Southeastern Wisconsin Maps
The best map for bicycling in southeastern Wisconsin was first published in early 2006 by bikeverywhere. It covers an area running from Port Washington on the north to the state line on the south, and from Lake Michigan to the western Waukesha county line. It shows a network of suggested routes, both on roads and on separate bike trails. The map is aimed at both bike commuters and recreationists.
The latest edition of the map is available from the publisher or from area bike shops. (Full disclosure: I was the researcher for this map.) Those wishing to learn more about specific routes may view the field notes.
A map of Milwaukee county is available for free from most area bike shops. It does an excellent job of covering both the Milwaukee county Oak Leaf Trail and the city's marked bike routes and bike lanes. One limitation is that proposed trails are sometimes shown as completed years before they are actually built. Also some suggested routes outside the official ones have heavy traffic.
Madison and Dane County Maps
Bikeverywhere publishes a map of Madison and Dane County, showing suggested routes as well as bike trails. It is available from the publisher and area bike shops.
Bike shops often carry a free map of Madison bike trails and routes. Its coverage is generally limited to the city of Madison. As with other free maps, I find its availability is unpredictable since there is no financial incentive to keep it in stock.
Round Lake Michigan: A Bicyclists Tour Guide, 2nd edition, by Harvey Botzman, Rochester NY: Cyclotour Guide, 2008.
Suggests a route encircling the lake. A good basic source for route information. In the section between Chicago and Door county, it tends to favor (sometimes) busy roads over trails. It is unclear whether the author favors roads to trails or whether the research was done before the trail was opened.
Ridge and Valley Rides: Madison, by Francis Stantion.

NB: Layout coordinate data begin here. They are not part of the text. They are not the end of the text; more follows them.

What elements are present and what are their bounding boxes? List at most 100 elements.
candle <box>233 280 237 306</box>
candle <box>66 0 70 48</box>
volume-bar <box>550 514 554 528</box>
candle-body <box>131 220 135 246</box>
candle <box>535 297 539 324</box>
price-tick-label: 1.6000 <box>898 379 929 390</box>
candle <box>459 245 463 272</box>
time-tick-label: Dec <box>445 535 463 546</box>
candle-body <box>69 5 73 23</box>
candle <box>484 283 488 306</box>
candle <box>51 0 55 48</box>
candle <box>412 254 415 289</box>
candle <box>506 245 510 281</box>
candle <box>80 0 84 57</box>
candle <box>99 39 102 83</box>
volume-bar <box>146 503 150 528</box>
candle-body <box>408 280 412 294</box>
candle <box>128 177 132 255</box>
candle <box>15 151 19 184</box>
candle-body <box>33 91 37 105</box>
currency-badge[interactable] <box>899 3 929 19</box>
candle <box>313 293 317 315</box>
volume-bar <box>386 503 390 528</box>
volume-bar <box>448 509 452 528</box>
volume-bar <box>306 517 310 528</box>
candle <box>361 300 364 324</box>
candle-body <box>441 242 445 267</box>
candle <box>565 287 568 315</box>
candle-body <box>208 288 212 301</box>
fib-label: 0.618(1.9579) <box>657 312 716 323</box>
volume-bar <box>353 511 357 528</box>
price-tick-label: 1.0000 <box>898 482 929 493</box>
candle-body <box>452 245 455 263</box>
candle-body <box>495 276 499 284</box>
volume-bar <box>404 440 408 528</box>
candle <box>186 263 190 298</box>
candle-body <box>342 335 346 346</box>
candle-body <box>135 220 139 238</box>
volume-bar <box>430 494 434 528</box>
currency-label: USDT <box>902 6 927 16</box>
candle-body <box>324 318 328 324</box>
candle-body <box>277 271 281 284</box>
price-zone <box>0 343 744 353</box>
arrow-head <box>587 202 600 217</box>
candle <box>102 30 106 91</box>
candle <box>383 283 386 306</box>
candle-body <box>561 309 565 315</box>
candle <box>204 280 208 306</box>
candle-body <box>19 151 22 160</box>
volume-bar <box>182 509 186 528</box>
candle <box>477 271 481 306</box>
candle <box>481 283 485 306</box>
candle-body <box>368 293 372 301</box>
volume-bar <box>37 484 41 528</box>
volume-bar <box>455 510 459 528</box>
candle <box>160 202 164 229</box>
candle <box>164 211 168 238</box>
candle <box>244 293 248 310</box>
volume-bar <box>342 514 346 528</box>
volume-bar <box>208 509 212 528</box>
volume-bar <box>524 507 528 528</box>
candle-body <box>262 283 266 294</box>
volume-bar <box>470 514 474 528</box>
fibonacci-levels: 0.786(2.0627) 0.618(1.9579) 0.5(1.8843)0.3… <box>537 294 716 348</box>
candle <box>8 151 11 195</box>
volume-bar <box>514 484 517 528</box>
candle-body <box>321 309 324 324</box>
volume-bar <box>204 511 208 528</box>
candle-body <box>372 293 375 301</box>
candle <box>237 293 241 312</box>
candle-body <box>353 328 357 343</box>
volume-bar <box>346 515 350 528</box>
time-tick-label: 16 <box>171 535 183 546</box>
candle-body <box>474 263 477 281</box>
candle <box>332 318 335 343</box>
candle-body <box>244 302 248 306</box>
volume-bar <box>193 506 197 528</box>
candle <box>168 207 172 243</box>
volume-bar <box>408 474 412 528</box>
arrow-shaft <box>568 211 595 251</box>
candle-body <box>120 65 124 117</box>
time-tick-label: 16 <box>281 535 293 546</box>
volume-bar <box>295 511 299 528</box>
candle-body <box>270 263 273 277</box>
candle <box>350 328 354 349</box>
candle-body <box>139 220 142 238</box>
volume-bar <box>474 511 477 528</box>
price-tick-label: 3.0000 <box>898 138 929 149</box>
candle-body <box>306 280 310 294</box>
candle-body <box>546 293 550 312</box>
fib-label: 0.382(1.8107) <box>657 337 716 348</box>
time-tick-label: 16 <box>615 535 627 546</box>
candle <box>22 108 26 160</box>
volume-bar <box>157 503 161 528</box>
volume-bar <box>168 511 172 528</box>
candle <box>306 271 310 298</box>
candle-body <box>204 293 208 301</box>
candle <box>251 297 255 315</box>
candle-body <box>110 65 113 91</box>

Stanton Studio
A bicycling guide to Madison and Dane County, Wisconsin. It includes 44 bicycle loops, plus state trails and escape routes.
A source for many bike guides is
American Bike Trails, including the second book shown above. Again these books and maps emphasize trails much more than routes connecting them.
Several guides to bicycling in Wisconsin are now out of print but may be available at libraries. I list them on the Old Maps page.